Current AI isn't really intelligent at all. It's essentially just a search engine combined with that robot voice from TikTok videos. Of course it's more complicated than that but it helps to illustrate the point, which is that the AI you've interacted with thus far don't know if they're right about what they tell you. They're just hoping the answer they found was correct and stating it in an authoritative way that can confuse people who don't know the real answer to the question it was trying to answer.
Actual AI will be able to reason out correct answers from incomplete information and solve complex mathematical equations very quickly. Being able to solve basic math problems without just searching it's database for the correct answer is an important step towards real intelligence.

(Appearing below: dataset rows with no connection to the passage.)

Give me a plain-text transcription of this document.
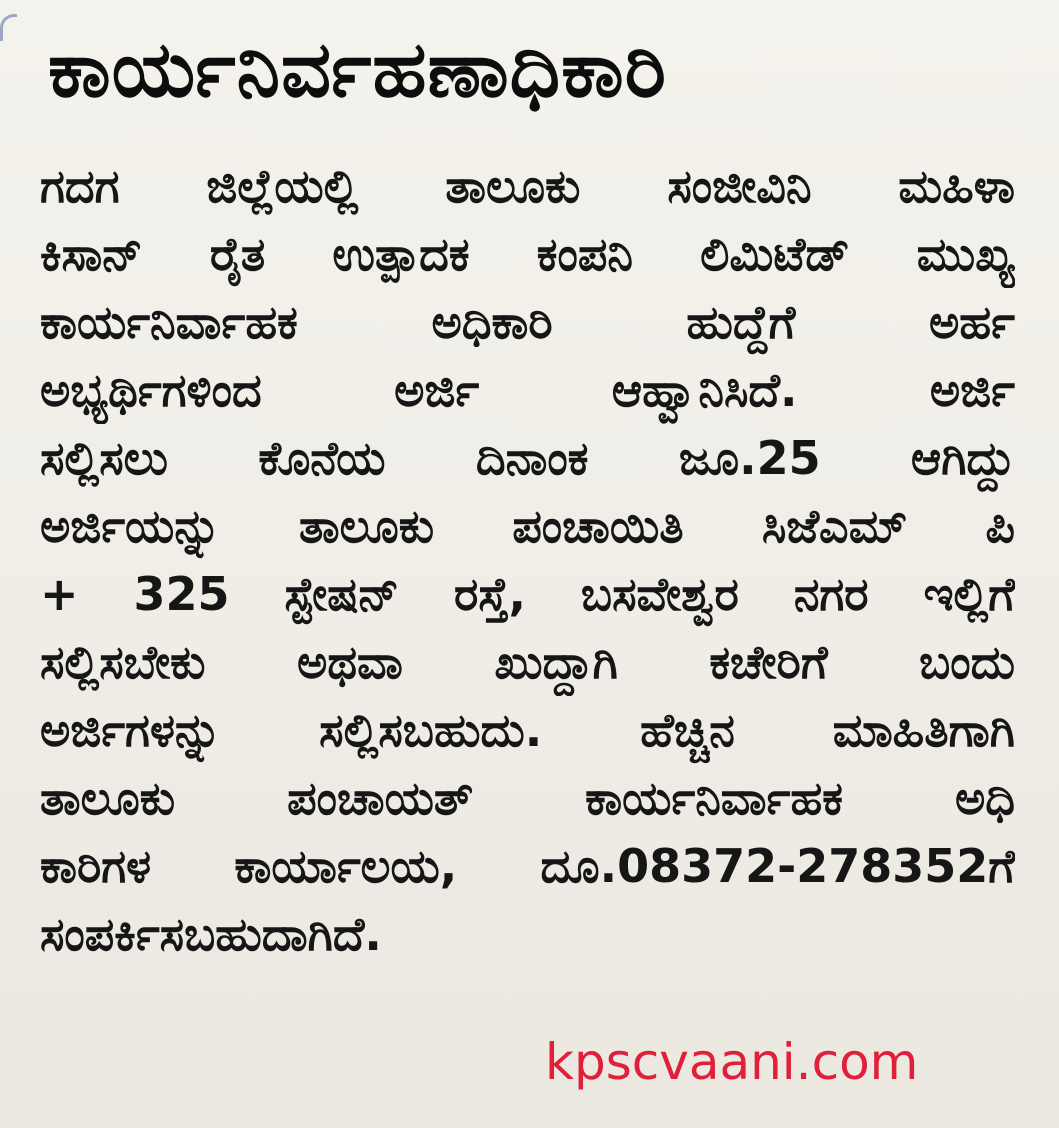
ಕಾರ್ಯನಿರ್ವಹಣಾಧಿಕಾರಿ
ಗದಗ ಜಿಲ್ಲೆಯಲ್ಲಿ ತಾಲೂಕು ಸಂಜೀವಿನಿ ಮಹಿಳಾ
ಕಿಸಾನ್ ರೈತ ಉತ್ಪಾದಕ ಕಂಪನಿ ಲಿಮಿಟೆಡ್ ಮುಖ್ಯ
ಕಾರ್ಯನಿರ್ವಾಹಕ	ಅಧಿಕಾರಿ	ಹುದ್ದೆಗೆ	ಅರ್ಹ
ಅಭ್ಯರ್ಥಿಗಳಿಂದ	ಅರ್ಜಿ	ಆಹ್ವಾನಿಸಿದೆ.	ಅರ್ಜಿ
ಸಲ್ಲಿಸಲು ಕೊನೆಯ ದಿನಾಂಕ ಜೂ.25 ಆಗಿದ್ದು
ಅರ್ಜಿಯನ್ನು ತಾಲೂಕು ಪಂಚಾಯಿತಿ ಸಿಜೆಎಮ್ ಪಿ
+ 325 ಸ್ಟೇಷನ್ ರಸ್ತೆ, ಬಸವೇಶ್ವರ ನಗರ ಇಲ್ಲಿಗೆ
ಸಲ್ಲಿಸಬೇಕು ಅಥವಾ ಖುದ್ದಾಗಿ ಕಚೇರಿಗೆ ಬಂದು
ಅರ್ಜಿಗಳನ್ನು ಸಲ್ಲಿಸಬಹುದು. ಹೆಚ್ಚಿನ ಮಾಹಿತಿಗಾಗಿ
ತಾಲೂಕು ಪಂಚಾಯತ್ ಕಾರ್ಯನಿರ್ವಾಹಕ ಅಧಿ
ಕಾರಿಗಳ ಕಾರ್ಯಾಲಯ, ದೂ.08372-278352ಗೆ
ಸಂಪರ್ಕಿಸಬಹುದಾಗಿದೆ.
kpscvaani.com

It means we're no longer dealing with a hard drive attached to an answering machine, we're dealing with something that can process information in basically the same way we do, which opens up all sorts of awkward moral and philosophical questions.
Not sure about this upcoming development, but they had the math part solved already via a Wolfram Alpha plugin which integrated into ChatGPT. As you may already know, Wolfram can already solve complex math problems with just a natural language input, so this isn't anything revolutionary.
What would be revolutionary though is if it applied that same sort of logic beyond math, like towards language (and visual) outputs and be able to fact check, or at the very least, not contradict itself or hallucinate like it does sometimes.
It's not a terribly complicated idea, really. You can train it to output formatted calculations when presented with a problem, then something in the middle watches for those and inserts the solution for it behind the scenes. You might even trigger another generation to let it appear more smooth when presented to the user.